The SNP, a progressive, social-democratic party focused primarily around Scottish independence from the UK, was able to build this stunning achievement by leveraging the primary strategic resource available to progressive movements—the numbers of poor, working and oppressed people. By mobilizing the masses of Scots, the SNP was able to inspire a mass mobilization for Scottish self-determination—an unequivocally progressive issue.
By organizing, SNP membership reached over 90,000 last year—compared with 25,200 in 2013. As a result, roughly 80 percent of Scots turned out to vote, up 16 percent from 64 percent turnout in 2010.
The issue is far from settled: this is only the beginning of the SNP’s time with serious representation in parliament, and the issue is so far-reaching that it represents a fundamental reorganization of the UK itself.

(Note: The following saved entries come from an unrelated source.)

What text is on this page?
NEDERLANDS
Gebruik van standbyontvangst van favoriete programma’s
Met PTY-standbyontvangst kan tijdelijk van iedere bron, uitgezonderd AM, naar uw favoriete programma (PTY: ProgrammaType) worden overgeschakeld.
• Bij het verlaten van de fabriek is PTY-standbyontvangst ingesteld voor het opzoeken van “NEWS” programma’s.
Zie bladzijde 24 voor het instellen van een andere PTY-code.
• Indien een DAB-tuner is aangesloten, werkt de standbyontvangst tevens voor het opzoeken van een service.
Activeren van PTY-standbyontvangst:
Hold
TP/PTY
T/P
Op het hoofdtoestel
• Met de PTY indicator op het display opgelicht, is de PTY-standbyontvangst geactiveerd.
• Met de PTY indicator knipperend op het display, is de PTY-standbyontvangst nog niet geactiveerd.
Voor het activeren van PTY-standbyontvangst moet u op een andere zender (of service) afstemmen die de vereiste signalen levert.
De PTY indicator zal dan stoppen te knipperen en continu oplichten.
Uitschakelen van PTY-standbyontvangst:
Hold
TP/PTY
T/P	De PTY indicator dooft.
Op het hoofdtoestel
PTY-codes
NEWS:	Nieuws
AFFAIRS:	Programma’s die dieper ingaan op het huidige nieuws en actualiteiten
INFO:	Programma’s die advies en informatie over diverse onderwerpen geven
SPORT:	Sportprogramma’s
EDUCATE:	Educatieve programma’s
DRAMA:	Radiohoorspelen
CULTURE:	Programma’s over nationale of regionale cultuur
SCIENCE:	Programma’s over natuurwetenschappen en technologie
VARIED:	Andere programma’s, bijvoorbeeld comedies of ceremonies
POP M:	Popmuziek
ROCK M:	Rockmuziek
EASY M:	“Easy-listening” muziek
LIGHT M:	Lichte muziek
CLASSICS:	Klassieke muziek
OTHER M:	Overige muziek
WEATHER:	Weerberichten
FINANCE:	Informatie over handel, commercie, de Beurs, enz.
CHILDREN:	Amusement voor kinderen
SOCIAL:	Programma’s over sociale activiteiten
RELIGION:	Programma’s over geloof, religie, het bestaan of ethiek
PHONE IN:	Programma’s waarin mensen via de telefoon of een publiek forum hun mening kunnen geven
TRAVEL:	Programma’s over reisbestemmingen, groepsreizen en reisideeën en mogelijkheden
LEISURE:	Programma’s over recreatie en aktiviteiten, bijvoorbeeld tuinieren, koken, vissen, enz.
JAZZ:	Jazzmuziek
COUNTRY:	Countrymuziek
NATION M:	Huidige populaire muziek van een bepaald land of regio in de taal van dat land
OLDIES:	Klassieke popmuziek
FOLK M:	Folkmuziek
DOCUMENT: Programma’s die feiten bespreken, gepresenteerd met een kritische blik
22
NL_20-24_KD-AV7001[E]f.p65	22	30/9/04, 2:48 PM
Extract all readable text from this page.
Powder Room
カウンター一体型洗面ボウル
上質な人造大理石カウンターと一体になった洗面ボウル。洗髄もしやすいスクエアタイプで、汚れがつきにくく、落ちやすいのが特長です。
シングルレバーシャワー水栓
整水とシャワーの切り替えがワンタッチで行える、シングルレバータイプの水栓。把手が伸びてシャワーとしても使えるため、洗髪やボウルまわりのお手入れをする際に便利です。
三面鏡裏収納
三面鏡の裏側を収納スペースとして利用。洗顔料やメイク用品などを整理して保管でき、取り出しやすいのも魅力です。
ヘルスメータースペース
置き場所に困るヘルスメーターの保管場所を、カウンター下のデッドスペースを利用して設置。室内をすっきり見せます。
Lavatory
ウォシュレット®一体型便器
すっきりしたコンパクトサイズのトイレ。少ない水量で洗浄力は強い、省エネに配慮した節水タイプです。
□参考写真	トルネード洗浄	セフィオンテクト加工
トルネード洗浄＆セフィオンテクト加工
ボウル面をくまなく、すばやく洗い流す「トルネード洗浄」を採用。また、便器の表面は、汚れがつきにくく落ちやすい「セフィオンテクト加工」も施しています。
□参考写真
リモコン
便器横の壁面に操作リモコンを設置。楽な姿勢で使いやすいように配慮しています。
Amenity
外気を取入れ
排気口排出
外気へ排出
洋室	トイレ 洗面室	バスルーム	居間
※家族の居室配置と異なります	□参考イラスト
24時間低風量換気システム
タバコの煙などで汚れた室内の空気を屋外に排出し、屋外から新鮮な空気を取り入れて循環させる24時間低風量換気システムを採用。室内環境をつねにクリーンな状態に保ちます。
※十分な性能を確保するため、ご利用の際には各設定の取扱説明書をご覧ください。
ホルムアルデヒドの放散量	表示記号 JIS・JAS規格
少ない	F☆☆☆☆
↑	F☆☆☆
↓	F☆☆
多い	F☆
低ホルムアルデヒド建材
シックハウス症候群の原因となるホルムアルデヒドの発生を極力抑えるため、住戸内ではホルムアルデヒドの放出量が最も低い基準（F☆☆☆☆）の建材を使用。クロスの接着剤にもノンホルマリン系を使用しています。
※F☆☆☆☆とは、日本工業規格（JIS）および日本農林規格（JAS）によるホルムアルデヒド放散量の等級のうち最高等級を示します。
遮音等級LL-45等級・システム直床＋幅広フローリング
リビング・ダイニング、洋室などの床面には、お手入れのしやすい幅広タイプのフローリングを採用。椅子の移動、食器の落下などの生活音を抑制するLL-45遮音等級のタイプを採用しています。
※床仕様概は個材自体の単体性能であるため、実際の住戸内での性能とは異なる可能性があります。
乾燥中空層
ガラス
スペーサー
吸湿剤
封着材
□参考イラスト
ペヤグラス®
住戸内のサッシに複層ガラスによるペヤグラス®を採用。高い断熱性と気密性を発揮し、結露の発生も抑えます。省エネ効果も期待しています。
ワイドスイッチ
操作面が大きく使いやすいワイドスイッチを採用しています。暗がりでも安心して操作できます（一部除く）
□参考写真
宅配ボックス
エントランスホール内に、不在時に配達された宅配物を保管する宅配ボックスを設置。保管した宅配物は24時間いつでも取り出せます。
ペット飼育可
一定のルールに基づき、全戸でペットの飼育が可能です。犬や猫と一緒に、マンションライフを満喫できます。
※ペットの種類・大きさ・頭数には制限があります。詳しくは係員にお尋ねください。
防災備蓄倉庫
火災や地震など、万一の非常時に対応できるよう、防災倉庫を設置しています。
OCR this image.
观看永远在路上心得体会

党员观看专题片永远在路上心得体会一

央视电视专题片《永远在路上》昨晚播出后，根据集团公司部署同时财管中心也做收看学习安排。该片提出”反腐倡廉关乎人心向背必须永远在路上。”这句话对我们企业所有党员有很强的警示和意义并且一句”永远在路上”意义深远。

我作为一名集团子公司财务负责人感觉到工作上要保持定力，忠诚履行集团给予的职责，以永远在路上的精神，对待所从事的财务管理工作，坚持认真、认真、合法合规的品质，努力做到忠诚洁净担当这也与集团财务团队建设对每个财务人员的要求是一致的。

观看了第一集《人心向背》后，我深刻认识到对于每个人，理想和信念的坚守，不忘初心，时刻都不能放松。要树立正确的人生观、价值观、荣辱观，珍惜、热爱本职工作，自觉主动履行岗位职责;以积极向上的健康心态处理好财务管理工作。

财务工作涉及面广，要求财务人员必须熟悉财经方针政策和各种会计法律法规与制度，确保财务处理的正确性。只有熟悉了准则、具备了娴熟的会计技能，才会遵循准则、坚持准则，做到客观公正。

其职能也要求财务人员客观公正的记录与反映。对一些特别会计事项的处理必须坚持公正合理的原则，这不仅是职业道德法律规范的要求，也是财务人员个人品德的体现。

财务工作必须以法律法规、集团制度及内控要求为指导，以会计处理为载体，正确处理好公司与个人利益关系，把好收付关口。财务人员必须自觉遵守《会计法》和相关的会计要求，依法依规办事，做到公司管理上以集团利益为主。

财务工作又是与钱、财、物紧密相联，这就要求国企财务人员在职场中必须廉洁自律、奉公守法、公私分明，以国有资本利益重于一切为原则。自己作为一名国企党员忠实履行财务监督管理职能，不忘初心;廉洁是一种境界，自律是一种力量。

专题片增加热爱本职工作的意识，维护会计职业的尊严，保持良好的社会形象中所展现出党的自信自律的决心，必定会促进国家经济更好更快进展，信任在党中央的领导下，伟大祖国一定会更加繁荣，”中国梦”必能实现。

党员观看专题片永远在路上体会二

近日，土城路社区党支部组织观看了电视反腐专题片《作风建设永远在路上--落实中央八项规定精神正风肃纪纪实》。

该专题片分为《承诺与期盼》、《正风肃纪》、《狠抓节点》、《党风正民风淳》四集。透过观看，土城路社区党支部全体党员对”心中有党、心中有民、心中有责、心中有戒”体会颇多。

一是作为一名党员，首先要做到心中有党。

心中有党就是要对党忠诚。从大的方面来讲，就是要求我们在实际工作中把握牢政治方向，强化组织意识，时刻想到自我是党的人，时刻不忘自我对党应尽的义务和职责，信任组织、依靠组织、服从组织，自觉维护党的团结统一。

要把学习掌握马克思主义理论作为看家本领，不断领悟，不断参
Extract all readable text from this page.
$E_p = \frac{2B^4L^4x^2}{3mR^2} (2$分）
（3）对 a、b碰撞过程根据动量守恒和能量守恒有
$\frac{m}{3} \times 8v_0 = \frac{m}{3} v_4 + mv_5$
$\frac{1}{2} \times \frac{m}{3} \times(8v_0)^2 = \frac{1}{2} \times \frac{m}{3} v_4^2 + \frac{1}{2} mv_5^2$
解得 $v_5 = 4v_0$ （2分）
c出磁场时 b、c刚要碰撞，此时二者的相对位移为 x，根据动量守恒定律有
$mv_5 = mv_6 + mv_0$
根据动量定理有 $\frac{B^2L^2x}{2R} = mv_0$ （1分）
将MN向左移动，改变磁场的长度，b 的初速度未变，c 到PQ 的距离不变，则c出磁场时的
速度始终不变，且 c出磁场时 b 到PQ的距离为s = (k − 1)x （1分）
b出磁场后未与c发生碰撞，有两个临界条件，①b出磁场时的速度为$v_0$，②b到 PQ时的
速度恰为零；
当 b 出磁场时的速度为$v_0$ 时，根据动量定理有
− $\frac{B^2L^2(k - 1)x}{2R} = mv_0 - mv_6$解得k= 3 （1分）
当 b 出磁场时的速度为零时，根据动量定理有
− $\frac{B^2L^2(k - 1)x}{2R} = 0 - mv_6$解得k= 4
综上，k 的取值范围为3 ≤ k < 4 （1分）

But the gains of the SNP represent not only one of the few major progressive victories in the 2015 elections, but also a two-fold lesson for progressives in general. Elections can only do so much to change the status quo, and ultimately a revolution is necessary to end, rather than blunt, oppression and exploitation. But organizing around elections can play a significant role in galvanizing the movement, especially if leaders are honest with the masses about the limited gains available though electoral organizing.
More generally, the SNP’s gains show the only option available to the masses of people is to independently organize ourselves. We cannot depend on the slickly-polished presentation of millionaire “socialists.” Only by self-reliance, organization and confrontation—only by struggle—can our will be expressed politically. Whether major victories like the Russian or Chinese revolutions, or comparatively small ones like Seattle’s raising of the minimum wage or the SNP victory this month, the theme is the same: we have no choice but to organize, but if we organize, we can win.